O’Sullivan, who trains the rising star Pierro three-year-old in partnership with Andrew Scott, has made it clear that this month’s Gr.1 $1 million Vodafone New Zealand Derby (2400m) at Ellerslie is the first of two big goals.
But while Saturday’s Waikato Guineas (2000m) at Te Rapa is a stepping stone to the Derby and the Gr.1 Australian Derby (2400m) at Randwick on April 4, Dragon Leap undoubtedly has the class to continue on his winning way.
“He certainly hasn’t gone backwards (but) it’s a bit of a gap between runs and whatever he does Saturday, there’s certainly a lot of improvement in the horse,” O’Sullivan said.
“He’s certainly not primed for this. This is not the grand final. We want to ride him to get the trip and hopefully it’s all a part of the learning curve for him. He’s not a flashy trackworker but he certainly looks well in condition.”
A winner of two of his three starts so far, including an emphatic last-start win in the Gr.2 Auckland Guineas (1600m) at Ellerslie on New Year’s Day under champion jockey James McDonald, Dragon Leap will face off this weekend against the only horse to have beaten him so far – Two Illicit.
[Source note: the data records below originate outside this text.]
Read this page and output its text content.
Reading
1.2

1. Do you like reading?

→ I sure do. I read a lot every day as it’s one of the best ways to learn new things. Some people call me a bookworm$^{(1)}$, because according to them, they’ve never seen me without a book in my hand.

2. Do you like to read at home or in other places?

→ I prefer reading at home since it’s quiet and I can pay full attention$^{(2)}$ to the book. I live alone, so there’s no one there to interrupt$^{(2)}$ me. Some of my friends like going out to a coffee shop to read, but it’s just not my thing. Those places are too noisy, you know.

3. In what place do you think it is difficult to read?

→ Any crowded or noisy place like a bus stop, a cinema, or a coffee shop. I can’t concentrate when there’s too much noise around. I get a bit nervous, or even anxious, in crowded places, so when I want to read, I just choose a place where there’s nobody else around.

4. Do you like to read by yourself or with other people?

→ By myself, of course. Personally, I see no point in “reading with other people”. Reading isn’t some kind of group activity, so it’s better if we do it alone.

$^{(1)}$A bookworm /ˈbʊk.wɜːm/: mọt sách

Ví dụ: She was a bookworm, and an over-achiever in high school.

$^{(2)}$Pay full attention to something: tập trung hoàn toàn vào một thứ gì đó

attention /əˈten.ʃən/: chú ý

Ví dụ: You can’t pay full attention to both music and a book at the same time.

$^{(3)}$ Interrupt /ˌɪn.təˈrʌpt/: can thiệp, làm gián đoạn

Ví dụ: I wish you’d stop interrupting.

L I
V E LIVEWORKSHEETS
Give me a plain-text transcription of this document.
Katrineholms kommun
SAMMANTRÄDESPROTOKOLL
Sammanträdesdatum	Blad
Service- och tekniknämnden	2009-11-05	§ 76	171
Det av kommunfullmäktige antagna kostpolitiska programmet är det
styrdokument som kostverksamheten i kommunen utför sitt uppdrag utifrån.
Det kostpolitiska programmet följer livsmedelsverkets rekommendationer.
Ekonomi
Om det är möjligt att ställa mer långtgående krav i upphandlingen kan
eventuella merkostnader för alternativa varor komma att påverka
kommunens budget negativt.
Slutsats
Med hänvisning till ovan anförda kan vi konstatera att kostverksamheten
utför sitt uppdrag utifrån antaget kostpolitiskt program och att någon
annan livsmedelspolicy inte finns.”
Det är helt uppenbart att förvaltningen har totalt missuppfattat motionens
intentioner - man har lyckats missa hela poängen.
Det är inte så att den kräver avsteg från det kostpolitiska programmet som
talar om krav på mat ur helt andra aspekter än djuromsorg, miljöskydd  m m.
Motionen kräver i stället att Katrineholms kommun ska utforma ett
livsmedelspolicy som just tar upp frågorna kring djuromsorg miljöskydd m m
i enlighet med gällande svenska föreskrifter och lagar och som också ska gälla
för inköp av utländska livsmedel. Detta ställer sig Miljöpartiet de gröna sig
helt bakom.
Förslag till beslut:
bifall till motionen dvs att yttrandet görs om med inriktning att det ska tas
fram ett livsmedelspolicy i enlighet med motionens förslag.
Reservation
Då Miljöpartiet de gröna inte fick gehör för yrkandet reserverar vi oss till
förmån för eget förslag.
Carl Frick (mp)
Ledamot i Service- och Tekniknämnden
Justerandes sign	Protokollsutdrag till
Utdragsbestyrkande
That day, Dragon Leap veered out in the shadows of the Ellerslie winning post and cost himself victory in the Listed Trevor Eagle Memorial (1500m) but Two Illicit has since proven herself a filly of the highest quality, winning the Gr.2 Royal Stakes (2000m) at Ellerslie last start after her second placing to Jennifer Eccles in the Gr.2 Eight Carat Classic (1600m) on Boxing Day.
TAB bookmakers have installed Dragon Leap as a $1.95 favourite for the Waikato Guineas ahead of last-start Gr.1 Levin Classic (1600m) winner Travelling Light at $2.50 and Two Illicit at $4.
O’Sullivan walked Dragon Leap to the raceday tie-up stalls during the Matamata races on Sunday as another learning experience for the horse and said he took it all in his stride.
“The great thing about the horse is his attitude,” O’Sullivan said.
“He’s like an old horse to do anything with and it’s just a matter if he can progress to where he’s relaxed and he settles and as his distances increase, that’s what we want to see.
“His grand final is to run in and be competitive in a Derby so we want to see him settle and to be looking to be running on towards the finish on Saturday. If he finishes in the top three, we’d be happy with that and know he’s on track for his main targets which are coming up.”
O’Sullivan said Dragon Leap would go straight into New Zealand Derby on February 29 without another run after the Waikato Guineas, in which Jason Waddell takes the reins for the first time, and then likely go to the Australian Derby for his following start.
“We only have him while he’s a three-year-old. All going well, we’re hoping to take him to Australia after the New Zealand Derby if he gets that far.”